What could possibly be your reason for staying unshaken in an abusive marriage?
If all else fails, what are the processes to restore your marriage back to how lovely they used to be?
Your decision about whether to stay in a terrible marriage or leave might be the next big thing to finalize, yet very important.
If you grew up in an abusive marriage or raised by a broken family, you would realize how hard it is to survive with decisions by two parents with deep hidden hatred for each other.
I wasn’t a victim of this, so I won’t be sharing any experience in this regards, rather, I have decided to reference a friend who had a tough time managing her own family years back after suffering the same predicament by her own parents.
Debby (not real name) got used to her friends calling her names and teasing her about her ‘wayward’ father and ‘stubborn’ mother. Every now and then, she battles with such emotional pain as per deciding if spending Christmas and her birthday with Mom would be a good idea instead of spending quality time with Dad.
Such a tough situation, you’d agree.
Nevertheless, Debby is a big girl now; married, and has broken lots of boundaries, made countless achievements but currently lacking one vital thing — Her home is falling apart too.
My friend is replaying the dramas of her own parents. She now has to re-live the experience of being a child whose parents raised her while being apart.
However, her greatest regret is seeing her own children playing the victims now. Debby knows how it feels — she’s been there and out. Looks like she literately got back into it.
Apparently, she was able to strive through survival, but fears whether her own children would.
That is not all.
She also worried about the kind of lives her children would be exposed to while raising them with a drunk father; one whose infidelity escapades are in the open. She is yet to finalize on the big question of, “Should I stay in this abusive marriage for the sake of my children or not?”
Is this your case? Do you have relatives entangled in a similar web?
To set the record straight, being in this situation simply means your marriage is in terribly bad shape. You quarrel and fight with your partner on a daily basis probably because he cheats, or your decisions no longer count.
The love you both shared when you started seems to have found its way through the exit, and you are trying to decide what next, but all your plans were being dragged down with worries on what will happen to your kids.
You worry about how abandoned they will feel when you eventually moved out from home and also afraid of the possible long-term effect the breakup may have on their welfare. You are unsure how they are likely to survive the emotional pain that may arise after your departure.
Are your kids enough reasons for staying in an abusive marriage?
If you have your chance, would you turn the tide?
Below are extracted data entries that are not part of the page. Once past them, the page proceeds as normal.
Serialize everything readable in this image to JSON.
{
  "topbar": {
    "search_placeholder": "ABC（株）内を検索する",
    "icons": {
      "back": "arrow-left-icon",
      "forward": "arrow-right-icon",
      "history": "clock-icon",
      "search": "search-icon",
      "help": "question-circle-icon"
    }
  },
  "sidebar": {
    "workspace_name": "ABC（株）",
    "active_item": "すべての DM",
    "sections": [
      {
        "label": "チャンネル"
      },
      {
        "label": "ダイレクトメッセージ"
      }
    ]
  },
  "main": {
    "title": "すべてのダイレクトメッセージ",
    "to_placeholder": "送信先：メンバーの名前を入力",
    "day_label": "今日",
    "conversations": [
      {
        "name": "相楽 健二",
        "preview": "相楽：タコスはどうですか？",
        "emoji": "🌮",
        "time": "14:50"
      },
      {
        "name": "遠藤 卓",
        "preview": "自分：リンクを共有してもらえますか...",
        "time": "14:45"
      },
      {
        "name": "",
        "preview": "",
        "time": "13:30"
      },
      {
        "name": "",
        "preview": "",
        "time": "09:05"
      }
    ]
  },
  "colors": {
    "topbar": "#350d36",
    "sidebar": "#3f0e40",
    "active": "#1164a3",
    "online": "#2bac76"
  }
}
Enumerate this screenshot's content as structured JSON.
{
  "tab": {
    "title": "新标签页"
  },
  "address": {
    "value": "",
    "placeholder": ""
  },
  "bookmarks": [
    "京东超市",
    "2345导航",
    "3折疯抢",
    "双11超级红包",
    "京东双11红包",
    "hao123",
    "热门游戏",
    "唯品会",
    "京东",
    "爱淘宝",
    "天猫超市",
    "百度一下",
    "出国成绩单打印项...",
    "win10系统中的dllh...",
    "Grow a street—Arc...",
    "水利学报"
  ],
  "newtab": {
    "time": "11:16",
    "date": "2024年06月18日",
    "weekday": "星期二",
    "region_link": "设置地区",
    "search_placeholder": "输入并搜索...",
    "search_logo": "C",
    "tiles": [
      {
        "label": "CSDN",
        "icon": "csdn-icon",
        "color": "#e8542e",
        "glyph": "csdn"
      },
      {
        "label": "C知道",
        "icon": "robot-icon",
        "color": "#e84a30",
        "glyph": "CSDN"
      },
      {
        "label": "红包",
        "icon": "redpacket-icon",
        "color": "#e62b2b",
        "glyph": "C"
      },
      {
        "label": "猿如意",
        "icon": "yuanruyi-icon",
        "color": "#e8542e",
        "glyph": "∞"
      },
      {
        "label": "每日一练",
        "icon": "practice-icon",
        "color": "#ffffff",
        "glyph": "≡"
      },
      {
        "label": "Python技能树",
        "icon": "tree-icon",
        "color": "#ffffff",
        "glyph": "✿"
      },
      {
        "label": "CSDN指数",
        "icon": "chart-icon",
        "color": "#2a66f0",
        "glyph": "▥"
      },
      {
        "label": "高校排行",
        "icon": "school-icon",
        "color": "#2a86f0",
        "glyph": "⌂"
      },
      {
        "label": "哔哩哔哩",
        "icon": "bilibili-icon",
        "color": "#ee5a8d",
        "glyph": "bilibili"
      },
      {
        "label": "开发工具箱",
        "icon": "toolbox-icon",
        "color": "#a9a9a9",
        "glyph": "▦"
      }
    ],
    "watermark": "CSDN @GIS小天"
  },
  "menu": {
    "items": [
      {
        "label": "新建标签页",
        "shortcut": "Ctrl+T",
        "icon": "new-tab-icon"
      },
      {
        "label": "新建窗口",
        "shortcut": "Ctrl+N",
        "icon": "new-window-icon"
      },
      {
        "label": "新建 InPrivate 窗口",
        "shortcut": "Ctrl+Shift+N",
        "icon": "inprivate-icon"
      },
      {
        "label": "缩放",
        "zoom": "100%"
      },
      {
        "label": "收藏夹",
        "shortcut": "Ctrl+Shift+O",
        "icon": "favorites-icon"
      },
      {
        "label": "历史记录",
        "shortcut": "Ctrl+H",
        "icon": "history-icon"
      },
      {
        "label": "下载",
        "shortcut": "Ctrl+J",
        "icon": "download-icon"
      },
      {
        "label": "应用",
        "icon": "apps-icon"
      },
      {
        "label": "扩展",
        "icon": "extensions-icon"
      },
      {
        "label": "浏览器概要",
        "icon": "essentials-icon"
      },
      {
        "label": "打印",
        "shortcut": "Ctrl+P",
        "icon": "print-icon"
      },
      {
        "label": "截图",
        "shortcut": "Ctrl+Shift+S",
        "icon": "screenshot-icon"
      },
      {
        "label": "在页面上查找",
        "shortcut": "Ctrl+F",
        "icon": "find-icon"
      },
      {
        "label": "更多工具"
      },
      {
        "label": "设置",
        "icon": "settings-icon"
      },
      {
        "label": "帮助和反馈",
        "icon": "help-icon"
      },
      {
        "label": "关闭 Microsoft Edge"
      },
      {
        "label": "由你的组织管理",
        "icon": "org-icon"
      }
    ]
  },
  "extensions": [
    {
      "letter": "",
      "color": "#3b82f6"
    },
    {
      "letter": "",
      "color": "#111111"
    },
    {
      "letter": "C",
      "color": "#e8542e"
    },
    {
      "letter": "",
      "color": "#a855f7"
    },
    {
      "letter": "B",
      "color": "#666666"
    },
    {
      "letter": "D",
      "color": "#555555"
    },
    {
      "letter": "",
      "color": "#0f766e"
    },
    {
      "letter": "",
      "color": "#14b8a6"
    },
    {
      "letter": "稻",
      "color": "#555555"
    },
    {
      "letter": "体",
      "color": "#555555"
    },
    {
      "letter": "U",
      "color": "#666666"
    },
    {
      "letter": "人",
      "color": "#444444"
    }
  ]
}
The decision of either to stay for the sake of your children or leave the horrible relationship is important because it won’t only affect you and your partner alone.
For this purpose, below are some important questions to ask yourself before arriving at any conclusion.
1. Why do I feel leaving my relationship is the right thing to do?
Firstly, you have to be honest with yourself if leaving is a better option at the moment, and in your own case.
Forget about your kids for a moment. Is your relationship meeting your needs? Are your wants fulfilled to a bearable level? Is your partner concerned about your feelings?
Apart from ‘your children’, what would be your main reason for wanting to end your relationship?
This could be anything like lack of love, closeness or care. He or she might even be a super-cheater. Figure this out to start with.
2. Why should I consider staying in my horrible relationship?
While you are alone with your thought, what would you point out as your main reason for deciding to stay in a relationship you are not comfortable in?
You may realize that your reasons for staying are beyond what you think it is.
So, apart from staying for the sake of your children, you may also realize you’ve been on a stand-still because you do not believe in divorce.
Search your conscience deeply as much as you can. Do you truly love your partner and willing to hold them by the hand and work things out?
3. What danger could I or my children be exposed to if I stay?
This part is definitely clearer in the case of involvement with an abusive partner.
If your partner is the abusive type — physically, sexually or emotionally to you and the kids, then it’s time to consider any measure of safety available.
4. Am I or my partner willing to work things out?
No matter how terrible the situation becomes in your relationship, are you willing to make necessary changes to get things back to normal? Is your partner feeling the same way?
Mostly, your partner is the one with the largest share of the blame here when asked, but deep within, without holding back the truth, you know you’ve got an awful part too.
Search your conscience. Decide if you are willing to accept responsibilities for your little shortcomings so as to get things amended. Are you ready to be true to yourself by changing from that habit that got you into the mess in the first place?
Pay attention to your partner’s behavior at this time. Are there any indications and genuine willingness to change? Would they possibly break their promises after vowing to turn a new leaf?
5. How reliable are your sources of support for you and your kids?
Irrespective of your decision at the end of the day, are your supports strong enough to fall back on if everything goes sour? Are your supports reliable to provide lasting solutions which in turn, improves your relationship if you decide to finally stay to make things right?
It’s best to adhere to the advice of surrounding yourself with the kind of support that provides your family with the best of decisions.
Would you stay in an awful relationship for the sake of your children?
What other ways can you get an abusive relationship restored?